Implementation of nougat that focuses on processing pdf locally.
I hope this could be a helpful component for a good open source RAG system.
git clone https://github.com/zhuzilin/faster-nougat
cd faster-nougat
pip install .
You can then try the example with simple_arxiv_reader.py
(using deepseek api by default). For example, we could let the llm list the contribution of Attention Is All You Need with its 1,2,10 page of the origin paper.
python simple_arxiv_reader.py \
--arxiv_url https://arxiv.org/pdf/1706.03762 \
--pages 1 2 10 \
--llm_key $YOUR_LLM_KEY \
--question "please list the main contribution of the paper."

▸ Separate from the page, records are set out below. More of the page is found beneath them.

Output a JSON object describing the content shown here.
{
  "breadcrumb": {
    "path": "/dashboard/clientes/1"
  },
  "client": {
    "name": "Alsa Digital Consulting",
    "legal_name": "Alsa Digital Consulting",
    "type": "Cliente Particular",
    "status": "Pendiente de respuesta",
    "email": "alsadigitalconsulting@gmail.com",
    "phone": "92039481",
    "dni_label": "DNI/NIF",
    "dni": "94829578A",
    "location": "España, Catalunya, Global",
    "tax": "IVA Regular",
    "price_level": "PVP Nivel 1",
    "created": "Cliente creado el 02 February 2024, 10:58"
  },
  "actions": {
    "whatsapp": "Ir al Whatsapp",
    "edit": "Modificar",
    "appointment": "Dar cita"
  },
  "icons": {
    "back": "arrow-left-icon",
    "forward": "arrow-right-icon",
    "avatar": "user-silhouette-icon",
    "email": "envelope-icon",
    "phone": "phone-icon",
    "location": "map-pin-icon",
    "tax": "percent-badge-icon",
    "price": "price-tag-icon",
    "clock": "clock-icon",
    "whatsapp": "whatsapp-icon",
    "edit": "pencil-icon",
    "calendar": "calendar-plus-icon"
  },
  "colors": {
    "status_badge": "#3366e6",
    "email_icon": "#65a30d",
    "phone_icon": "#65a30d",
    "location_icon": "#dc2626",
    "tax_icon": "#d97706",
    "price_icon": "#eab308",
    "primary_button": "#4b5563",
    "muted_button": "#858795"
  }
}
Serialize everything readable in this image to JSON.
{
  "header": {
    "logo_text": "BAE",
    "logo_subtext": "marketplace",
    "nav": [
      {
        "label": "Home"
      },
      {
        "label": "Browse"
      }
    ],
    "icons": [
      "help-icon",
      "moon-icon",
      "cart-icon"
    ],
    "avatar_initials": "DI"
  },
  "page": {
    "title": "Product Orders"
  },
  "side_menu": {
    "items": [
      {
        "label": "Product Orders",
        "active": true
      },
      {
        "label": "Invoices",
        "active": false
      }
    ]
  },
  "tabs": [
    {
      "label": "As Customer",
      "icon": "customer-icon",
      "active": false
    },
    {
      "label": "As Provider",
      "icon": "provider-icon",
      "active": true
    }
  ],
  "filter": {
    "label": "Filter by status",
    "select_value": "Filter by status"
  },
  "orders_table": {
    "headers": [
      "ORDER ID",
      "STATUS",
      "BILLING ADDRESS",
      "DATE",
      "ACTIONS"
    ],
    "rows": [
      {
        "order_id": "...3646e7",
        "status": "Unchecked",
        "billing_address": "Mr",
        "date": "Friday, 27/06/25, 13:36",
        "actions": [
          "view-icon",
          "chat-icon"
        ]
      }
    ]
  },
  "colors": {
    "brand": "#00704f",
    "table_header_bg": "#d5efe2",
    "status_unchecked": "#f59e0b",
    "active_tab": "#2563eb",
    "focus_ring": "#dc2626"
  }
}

The current benchmark is parsing the second page of the great Attention Is All You Need with nougat-small.
On M1 pro, the result is:
huggingface | faster nougat | |
---|---|---|
time/sec | 21.7 | 4.5 |
To reproduce, run:
# download test pdf
wget https://arxiv.org/pdf/1706.03762 -O 1706.03762v7.pdf
# huggingface impl from:
# https://huggingface.co/docs/transformers/main/en/model_doc/nougat
python benchmark/benchmark_hf.py
# faster nougat impl
python benchmark/benchmark_faster_nougat.py
There is no magic here :p, I reimplement the decoder part of nougat in MLX, which is much faster than pytorch on apple silicons.
- Implement encoder in MLX (may not be necessary, as encoder takes little time).
- Explore the possibility of implement this in llama.cpp or other backends.